Says who? There is nothing in the standards that says so. And if you take that seriously, you have to disable .forward and procmail for individual users, as well as refuse to allow open subscription mailing lists and the like. This may make sense in the U.S. Army and in corporations with a military authority structure, but it does not in most universities, research, or open communities.
No, that's not true. I have about 10,000 users here. They have access to .forward files, but only a handful have worked out how to use them. Actually, we let them set auto-replies but only after the email has passed a very strict spamassassin threshold, and its rate limited, and its only for personal email (To and CC: recipents, no list headers, etc).

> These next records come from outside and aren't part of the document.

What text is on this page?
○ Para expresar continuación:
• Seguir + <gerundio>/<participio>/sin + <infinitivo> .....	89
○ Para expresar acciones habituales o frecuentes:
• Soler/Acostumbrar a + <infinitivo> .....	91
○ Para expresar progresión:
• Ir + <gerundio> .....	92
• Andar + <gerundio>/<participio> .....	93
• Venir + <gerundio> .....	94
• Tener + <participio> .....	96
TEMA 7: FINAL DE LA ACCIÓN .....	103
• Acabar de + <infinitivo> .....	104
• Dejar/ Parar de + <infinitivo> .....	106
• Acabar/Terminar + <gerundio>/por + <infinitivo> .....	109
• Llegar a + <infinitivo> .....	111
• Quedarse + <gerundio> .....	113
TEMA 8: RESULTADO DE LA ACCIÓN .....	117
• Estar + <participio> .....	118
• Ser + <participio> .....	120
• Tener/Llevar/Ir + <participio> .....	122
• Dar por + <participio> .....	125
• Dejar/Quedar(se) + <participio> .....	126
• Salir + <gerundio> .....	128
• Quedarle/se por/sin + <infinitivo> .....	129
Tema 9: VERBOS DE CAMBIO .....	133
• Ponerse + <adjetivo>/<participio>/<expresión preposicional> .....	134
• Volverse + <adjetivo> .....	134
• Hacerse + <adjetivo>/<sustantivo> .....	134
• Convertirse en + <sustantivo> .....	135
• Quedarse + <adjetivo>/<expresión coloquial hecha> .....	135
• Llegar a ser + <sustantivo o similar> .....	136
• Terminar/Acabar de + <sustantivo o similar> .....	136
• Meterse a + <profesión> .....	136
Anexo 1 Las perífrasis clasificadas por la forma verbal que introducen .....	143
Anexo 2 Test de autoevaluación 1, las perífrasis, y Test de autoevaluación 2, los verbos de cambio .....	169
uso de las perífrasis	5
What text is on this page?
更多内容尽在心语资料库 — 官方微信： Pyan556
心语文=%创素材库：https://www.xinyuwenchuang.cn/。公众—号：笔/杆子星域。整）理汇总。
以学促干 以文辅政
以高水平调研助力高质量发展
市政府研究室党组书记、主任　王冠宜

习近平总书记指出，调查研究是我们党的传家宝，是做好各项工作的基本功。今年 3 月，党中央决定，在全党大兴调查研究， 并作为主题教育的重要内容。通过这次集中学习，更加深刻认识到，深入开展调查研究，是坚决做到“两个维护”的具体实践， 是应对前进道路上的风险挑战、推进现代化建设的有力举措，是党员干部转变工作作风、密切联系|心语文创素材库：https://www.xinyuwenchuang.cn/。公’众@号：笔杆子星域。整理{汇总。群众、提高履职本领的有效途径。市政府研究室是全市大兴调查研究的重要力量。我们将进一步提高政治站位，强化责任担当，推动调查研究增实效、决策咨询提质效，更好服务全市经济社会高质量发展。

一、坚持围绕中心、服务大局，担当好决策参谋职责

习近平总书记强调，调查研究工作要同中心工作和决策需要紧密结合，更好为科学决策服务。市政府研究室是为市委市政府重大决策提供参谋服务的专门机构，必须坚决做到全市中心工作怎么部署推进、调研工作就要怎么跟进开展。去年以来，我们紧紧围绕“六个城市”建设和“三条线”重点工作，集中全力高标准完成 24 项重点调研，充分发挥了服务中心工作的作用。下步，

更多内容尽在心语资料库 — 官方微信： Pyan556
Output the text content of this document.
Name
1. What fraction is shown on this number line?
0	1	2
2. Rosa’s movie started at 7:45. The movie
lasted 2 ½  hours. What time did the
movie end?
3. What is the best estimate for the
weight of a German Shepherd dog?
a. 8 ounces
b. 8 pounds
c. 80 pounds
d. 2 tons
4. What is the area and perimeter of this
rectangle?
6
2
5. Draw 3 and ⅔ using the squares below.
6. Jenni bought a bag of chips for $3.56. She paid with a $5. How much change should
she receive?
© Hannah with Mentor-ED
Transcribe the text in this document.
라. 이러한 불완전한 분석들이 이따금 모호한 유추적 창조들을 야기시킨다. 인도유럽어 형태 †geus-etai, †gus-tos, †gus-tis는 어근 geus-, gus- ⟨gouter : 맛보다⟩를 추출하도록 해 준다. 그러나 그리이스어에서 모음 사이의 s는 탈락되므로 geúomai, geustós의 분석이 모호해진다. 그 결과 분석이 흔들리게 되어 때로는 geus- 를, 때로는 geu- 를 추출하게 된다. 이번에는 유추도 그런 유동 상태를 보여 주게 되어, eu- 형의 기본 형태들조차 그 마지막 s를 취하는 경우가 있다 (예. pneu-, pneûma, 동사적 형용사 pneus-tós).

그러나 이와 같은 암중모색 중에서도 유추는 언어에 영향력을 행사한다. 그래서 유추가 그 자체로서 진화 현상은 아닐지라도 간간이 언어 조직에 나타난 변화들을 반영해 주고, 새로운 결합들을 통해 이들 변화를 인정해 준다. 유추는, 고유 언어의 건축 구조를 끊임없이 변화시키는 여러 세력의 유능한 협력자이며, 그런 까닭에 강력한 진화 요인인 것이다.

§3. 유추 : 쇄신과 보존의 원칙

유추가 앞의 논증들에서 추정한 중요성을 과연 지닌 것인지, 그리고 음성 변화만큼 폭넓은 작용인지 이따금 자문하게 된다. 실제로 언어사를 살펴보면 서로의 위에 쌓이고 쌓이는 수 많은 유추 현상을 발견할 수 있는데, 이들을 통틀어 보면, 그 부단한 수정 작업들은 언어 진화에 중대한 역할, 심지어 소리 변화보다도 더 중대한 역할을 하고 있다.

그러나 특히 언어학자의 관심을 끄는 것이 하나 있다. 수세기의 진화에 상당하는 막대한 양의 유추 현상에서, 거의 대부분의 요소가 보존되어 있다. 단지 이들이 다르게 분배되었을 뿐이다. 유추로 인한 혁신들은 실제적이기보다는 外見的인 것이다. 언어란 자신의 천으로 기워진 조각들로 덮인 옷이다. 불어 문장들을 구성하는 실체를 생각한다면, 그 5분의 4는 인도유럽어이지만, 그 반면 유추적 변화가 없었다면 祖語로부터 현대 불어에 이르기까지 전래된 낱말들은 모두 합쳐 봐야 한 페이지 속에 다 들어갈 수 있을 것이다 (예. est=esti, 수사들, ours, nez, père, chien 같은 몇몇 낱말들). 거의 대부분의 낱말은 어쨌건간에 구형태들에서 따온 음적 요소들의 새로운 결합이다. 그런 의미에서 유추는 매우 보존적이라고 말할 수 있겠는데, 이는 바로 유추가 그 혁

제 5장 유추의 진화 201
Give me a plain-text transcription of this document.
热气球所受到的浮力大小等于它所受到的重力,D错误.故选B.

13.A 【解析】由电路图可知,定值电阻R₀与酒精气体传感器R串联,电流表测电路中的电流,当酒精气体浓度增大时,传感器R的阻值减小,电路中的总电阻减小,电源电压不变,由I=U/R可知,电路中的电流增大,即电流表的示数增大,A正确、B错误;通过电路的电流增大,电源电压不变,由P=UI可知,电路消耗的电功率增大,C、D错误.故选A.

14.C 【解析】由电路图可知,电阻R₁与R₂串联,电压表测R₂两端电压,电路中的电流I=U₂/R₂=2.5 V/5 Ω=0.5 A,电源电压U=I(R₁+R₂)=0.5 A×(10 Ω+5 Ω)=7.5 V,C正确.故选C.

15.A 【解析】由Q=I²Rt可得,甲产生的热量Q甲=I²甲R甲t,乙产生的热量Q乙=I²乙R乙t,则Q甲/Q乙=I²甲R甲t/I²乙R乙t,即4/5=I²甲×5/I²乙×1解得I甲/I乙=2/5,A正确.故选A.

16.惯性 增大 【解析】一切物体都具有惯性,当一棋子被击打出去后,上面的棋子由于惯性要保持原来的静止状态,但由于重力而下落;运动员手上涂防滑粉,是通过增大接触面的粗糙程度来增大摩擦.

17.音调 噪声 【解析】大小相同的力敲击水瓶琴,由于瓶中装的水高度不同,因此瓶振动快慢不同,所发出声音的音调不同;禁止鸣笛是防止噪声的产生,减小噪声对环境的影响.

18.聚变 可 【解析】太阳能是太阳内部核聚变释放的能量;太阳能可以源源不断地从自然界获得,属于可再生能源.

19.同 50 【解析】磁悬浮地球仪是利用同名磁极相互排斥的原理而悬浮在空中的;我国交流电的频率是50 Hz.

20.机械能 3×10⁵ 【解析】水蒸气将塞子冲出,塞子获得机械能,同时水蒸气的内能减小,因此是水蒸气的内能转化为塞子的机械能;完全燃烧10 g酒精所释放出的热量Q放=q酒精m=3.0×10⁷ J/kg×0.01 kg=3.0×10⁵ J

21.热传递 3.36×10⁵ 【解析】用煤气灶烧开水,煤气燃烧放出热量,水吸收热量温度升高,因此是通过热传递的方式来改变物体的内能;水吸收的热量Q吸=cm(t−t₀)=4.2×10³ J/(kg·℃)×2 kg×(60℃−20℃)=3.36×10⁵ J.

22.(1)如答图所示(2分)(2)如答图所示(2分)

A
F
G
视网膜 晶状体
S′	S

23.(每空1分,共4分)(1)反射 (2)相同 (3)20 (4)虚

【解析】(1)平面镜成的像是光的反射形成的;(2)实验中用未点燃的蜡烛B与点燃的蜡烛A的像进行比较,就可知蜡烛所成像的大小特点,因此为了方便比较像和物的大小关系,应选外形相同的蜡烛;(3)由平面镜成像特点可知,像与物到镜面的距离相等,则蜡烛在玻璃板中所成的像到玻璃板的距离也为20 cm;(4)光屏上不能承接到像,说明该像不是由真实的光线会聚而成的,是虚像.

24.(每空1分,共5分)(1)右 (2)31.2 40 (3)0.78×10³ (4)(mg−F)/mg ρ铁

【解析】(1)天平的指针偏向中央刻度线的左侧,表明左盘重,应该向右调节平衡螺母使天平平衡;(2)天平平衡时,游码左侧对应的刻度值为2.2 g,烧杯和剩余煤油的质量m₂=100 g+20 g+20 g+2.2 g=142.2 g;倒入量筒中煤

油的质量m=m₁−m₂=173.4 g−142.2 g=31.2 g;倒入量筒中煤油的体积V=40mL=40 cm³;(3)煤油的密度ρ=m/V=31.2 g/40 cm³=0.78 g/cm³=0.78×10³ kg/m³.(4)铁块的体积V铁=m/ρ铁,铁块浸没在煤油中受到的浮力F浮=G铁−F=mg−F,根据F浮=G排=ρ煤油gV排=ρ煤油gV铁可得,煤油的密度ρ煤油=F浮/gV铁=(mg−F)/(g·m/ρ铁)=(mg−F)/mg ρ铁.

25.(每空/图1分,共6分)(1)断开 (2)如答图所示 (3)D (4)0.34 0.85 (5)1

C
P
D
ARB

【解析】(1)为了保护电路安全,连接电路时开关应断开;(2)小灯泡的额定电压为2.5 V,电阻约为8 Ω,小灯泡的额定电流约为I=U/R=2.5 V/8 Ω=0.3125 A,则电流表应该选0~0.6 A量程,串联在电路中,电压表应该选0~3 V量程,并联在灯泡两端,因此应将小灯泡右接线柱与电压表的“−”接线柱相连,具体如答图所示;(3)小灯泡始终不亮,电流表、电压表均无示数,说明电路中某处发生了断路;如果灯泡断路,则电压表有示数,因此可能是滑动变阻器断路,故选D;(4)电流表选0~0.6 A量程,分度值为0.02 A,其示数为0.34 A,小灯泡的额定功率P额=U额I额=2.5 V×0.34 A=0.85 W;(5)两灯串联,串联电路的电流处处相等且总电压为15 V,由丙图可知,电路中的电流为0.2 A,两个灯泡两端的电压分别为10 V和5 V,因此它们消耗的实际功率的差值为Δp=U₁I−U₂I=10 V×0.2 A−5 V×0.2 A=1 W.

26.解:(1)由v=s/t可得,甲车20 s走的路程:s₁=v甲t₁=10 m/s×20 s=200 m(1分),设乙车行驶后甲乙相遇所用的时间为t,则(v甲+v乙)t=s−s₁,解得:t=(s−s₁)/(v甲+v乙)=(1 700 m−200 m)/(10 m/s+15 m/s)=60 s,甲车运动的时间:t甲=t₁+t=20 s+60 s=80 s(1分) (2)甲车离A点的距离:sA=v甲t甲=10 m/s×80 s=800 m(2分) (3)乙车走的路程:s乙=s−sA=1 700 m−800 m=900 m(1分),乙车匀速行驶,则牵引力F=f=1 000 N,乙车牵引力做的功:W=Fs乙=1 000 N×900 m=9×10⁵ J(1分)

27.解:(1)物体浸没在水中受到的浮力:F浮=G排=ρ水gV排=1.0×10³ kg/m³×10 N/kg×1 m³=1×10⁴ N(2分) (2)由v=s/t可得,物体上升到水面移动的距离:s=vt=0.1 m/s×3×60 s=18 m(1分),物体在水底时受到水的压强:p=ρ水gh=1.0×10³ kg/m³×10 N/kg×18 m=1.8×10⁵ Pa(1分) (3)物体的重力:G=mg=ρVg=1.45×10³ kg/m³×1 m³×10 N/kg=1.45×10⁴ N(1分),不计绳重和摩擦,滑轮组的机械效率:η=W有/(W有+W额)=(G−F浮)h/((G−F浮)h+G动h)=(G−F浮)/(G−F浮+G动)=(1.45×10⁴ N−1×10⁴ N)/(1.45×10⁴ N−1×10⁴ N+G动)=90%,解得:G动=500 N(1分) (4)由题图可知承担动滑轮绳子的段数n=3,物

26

We do have open subscription mailing lists.
What we don't do is bounce emails with bad recipient addresses.
That is *not* the way Internet mail is designed to work. Mail, like every other application on the Internet, is intended to be decentralized. It is designed to allow load-sharing by use of intermediate and/or secondary MXes to handle primary crashes or overloads.
Yes, but they need to have equal access to user databases.